Pengajuan re-akreditasi PT dan prodi dibatasi paling cepat 2 tahun setelah mendapatkan akreditasi yang terakhir kali. Untuk perguruan tinggi yang berakreditasi B dan C bisa mengajukan peningkatan.
- Hak belajar tiga semester di luar prodi
Kampus Merdeka yang kedua memberikan hak kepada mahasiswa untuk mengambil mata kuliah di luar prodi dan melakukan perubahan definisi Satuan Kredit Semester (SKS). Kegiatan di sini berarti belajar di kelas, magang atau praktik kerja di industri atau organisasi, pertukaran pelajar, pengabdian masyarakat, wirausaha, riset, studi independen, maupun kegiatan mengajar di daerah terpencil.
- Pembukaan prodi baru
Program Kampus Merdeka memberikan otonomi Perguruan Tinggi Negeri (PTN) dan Swasta (PTS) untuk melakukan pembukaan atau pendirian program studi (prodi) baru.
Otonomi diberikan jika PTN dan PTS tersebut sudah memiliki akreditasi A dan B, dan telah melakukan kerja sama dengan organisasi dan/atau universitas yang masuk dalam QS Top 100 World Universities. Pengecualian berlaku untuk prodi kesehatan dan pendidikan.
- Kemudahan menjadi PTN-BH
Kebijakan Kampus Merdeka yang ketiga terkait kebebasan bagi PTN Badan Layanan Umum (BLU) dan Satuan Kerja (Satker) untuk menjadi PTN Badan Hukum (PTN BH). Kemendikbud akan mempermudah persyaratan PTN BLU dan Satker untuk menjadi PTN BH tanpa terikat status akreditasi.

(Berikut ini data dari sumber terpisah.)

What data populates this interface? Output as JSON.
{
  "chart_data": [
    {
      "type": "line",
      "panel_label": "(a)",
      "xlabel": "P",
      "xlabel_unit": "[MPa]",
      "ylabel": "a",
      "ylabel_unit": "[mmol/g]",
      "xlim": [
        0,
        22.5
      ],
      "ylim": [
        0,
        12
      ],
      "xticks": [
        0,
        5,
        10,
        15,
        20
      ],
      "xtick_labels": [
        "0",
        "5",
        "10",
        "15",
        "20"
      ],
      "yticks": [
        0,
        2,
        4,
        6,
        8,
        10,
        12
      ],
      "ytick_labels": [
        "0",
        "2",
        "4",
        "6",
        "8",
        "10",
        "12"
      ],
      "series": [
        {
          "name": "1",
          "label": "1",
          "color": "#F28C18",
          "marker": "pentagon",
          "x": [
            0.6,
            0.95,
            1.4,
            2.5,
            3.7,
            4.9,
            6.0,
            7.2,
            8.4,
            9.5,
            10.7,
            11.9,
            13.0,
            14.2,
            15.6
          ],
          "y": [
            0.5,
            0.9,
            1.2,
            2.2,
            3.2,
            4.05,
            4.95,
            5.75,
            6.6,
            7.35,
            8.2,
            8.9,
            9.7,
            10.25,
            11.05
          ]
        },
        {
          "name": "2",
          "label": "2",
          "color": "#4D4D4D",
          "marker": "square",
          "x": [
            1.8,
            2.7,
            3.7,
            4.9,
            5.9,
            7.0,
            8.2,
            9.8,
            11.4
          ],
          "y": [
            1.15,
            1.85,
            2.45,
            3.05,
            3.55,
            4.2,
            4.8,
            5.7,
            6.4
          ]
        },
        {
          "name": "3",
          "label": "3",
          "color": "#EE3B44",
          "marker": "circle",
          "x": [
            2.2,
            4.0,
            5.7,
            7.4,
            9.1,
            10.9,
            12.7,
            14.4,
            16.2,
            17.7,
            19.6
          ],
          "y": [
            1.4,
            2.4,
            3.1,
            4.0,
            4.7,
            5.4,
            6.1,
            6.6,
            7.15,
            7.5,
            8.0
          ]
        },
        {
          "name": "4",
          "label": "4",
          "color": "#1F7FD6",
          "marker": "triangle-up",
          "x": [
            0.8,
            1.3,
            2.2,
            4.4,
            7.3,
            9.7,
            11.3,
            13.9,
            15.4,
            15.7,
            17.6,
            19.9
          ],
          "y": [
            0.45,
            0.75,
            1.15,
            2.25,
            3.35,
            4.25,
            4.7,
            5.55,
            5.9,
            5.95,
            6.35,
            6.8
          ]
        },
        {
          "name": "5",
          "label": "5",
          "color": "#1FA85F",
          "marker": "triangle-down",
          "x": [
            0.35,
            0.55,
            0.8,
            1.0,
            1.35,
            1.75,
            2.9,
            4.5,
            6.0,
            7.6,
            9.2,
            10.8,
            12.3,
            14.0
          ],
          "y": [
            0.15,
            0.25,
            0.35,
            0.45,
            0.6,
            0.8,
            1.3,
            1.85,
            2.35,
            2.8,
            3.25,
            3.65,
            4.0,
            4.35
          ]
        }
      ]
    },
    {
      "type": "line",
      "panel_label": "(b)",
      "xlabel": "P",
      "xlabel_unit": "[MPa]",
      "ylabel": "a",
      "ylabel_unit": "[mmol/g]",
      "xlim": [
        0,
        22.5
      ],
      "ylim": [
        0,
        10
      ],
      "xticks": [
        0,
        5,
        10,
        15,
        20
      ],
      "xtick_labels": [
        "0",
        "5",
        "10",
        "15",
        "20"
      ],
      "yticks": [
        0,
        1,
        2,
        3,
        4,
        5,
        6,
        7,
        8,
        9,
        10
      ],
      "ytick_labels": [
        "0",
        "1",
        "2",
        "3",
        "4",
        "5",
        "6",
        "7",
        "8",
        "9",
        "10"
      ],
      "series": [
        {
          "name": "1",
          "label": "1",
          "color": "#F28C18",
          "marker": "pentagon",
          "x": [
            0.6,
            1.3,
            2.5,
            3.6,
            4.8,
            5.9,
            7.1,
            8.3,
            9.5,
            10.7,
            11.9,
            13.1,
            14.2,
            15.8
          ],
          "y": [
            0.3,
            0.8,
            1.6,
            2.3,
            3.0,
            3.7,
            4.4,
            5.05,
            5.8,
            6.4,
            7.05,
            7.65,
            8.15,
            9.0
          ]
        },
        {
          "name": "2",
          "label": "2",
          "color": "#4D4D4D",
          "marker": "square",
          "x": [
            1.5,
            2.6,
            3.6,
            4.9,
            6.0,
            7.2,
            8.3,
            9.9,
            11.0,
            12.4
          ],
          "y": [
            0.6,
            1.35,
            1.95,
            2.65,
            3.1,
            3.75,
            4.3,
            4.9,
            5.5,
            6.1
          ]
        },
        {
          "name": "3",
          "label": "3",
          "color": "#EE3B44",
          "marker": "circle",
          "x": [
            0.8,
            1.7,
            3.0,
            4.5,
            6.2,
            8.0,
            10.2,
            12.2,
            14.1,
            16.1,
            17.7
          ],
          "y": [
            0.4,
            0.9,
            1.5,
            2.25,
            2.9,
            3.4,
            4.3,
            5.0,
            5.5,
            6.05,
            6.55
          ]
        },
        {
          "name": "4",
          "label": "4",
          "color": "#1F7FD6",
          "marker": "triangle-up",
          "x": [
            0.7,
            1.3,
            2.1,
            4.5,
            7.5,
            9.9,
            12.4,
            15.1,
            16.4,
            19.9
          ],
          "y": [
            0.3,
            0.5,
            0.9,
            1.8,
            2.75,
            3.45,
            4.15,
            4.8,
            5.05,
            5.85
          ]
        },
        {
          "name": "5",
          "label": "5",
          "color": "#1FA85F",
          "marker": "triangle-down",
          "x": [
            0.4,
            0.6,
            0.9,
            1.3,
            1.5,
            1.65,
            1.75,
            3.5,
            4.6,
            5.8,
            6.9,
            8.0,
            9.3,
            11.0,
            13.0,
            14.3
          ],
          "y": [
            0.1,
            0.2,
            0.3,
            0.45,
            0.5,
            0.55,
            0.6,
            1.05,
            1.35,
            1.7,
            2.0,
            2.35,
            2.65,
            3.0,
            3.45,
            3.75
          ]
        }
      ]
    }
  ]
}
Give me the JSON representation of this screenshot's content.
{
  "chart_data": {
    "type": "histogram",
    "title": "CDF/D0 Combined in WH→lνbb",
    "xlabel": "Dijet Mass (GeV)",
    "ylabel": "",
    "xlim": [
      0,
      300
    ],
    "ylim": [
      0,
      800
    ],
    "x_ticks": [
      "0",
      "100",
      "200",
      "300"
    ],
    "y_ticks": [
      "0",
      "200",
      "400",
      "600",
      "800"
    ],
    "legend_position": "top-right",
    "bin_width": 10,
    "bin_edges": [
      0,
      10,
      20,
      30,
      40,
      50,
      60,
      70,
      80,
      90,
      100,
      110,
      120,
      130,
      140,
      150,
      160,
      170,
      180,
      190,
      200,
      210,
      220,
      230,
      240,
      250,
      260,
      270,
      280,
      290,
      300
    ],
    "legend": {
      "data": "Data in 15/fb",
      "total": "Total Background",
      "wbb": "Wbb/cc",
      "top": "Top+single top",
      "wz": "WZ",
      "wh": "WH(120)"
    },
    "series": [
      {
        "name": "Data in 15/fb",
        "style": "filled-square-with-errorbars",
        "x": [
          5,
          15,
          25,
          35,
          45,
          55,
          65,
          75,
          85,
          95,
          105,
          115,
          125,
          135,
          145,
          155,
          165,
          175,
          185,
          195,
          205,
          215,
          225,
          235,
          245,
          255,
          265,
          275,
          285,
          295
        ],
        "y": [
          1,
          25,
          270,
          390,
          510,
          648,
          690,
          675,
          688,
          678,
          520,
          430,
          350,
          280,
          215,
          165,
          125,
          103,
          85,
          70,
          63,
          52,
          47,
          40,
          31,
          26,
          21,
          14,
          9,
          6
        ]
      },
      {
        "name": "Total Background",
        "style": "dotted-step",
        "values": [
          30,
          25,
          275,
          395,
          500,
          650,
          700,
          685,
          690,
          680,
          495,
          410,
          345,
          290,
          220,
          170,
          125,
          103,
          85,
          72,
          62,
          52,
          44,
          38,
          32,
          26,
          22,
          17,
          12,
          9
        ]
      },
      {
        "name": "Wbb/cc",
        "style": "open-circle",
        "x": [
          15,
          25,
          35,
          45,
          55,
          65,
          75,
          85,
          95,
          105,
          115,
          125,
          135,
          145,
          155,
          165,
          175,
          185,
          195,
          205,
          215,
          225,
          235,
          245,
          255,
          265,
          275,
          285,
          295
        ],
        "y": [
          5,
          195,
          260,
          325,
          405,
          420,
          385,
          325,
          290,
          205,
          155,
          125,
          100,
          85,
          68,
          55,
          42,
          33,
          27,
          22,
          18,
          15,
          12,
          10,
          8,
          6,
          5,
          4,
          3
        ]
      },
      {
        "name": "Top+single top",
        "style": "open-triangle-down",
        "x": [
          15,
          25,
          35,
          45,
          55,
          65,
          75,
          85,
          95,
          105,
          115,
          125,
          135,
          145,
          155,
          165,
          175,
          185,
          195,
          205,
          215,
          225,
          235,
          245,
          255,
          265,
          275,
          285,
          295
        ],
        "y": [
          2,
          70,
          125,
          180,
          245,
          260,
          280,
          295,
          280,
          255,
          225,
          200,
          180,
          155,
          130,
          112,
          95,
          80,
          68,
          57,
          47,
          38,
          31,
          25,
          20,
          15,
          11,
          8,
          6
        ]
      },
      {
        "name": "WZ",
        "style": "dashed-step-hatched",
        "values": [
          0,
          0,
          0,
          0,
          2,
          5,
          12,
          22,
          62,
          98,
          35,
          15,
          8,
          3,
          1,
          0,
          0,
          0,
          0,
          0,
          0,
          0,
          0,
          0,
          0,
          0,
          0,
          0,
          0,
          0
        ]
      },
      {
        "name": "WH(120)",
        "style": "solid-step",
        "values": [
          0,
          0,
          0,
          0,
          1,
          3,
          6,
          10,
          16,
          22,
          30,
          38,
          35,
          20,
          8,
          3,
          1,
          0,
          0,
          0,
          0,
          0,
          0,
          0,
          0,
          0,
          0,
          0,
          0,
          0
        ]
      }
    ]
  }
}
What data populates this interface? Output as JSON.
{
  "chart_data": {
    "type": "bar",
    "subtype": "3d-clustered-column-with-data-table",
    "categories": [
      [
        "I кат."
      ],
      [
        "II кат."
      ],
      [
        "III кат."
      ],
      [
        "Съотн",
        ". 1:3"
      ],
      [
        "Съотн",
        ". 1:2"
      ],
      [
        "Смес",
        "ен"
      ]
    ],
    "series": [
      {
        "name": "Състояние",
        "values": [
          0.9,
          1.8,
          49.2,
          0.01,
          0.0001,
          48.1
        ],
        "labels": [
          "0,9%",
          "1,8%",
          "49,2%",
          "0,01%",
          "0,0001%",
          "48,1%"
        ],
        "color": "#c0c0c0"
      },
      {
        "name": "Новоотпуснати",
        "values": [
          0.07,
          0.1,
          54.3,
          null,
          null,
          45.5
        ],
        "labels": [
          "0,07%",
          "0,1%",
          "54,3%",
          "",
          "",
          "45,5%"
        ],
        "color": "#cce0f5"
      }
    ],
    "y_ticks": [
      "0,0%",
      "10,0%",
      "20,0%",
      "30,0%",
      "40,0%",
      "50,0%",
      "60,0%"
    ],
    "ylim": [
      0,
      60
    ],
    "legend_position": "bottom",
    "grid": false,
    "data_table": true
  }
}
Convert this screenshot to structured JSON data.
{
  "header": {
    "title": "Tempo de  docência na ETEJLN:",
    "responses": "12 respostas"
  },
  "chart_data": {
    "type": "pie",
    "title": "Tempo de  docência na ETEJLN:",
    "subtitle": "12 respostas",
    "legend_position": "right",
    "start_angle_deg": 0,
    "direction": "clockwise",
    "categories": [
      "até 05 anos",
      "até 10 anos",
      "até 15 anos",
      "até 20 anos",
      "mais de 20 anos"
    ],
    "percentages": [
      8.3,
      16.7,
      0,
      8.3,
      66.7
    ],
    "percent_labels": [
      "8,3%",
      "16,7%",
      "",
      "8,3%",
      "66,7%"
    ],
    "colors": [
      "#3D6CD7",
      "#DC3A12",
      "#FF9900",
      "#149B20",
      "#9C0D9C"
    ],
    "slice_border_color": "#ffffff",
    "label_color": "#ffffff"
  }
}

Sekilas, memang terlihat bahwa kebijakan ini begitu mempermudah baik bagi mahasiswa kedepannya maupun dari institusi kampus sendiri. Namun dibalik itu semua, kita tidak bisa menafikkan adanya unsur kepentingan lain dari adanya kebijakan ini, apalagi kebijakan ini sangat berkaitan erat dengan pihak ketiga yakni korporasi. Di Website Kemendikbud sendiri (https://dikti.kemdikbud.go.id) menyebutkan bahwasanya ada lebih dari 300 perusahaan besar yang bekerjasama demi terlaksananya program-program dari Kampus Merdeka ini. Perusahaan-perusahaan ini diantaranya : 1. Perusahaan multinasional. Perusahaan besar dunia yang masuk dalam daftar Fortune 500. (Contoh: Royal Dutch Shell, Nestlé, Toyota, dll); 2. Perusahaan teknologi global. Perusahaan teknologi yang memilki reputasi sangat baik. (Contoh: Google, Apple, Amazon, Intel, Cisco Systems, dll); 3. Startup teknologi. Perusahaan startup yang telah mengumpulkan dana sebesar minimum USD $50 juta. (Contoh: Tokopedia, Traveloka, Gojek, dll); 4. Organisasi multilateral. Semua organisasi multilateral dan nirlaba kelas dunia. (Contoh: PBB, Bank Dunia, ADB, USAID, Gates Foundation, dll); 5. BUMN. BUMN berskala besar di tingkat nasional. (Contoh: PLN, BRI, Pertamina, dan lain-lain); 6. BUMD. BUMD berskala besar di setiap provinsi. (Contoh: MRT, Bank BJB, Trans Jakarta, dan lain-lain)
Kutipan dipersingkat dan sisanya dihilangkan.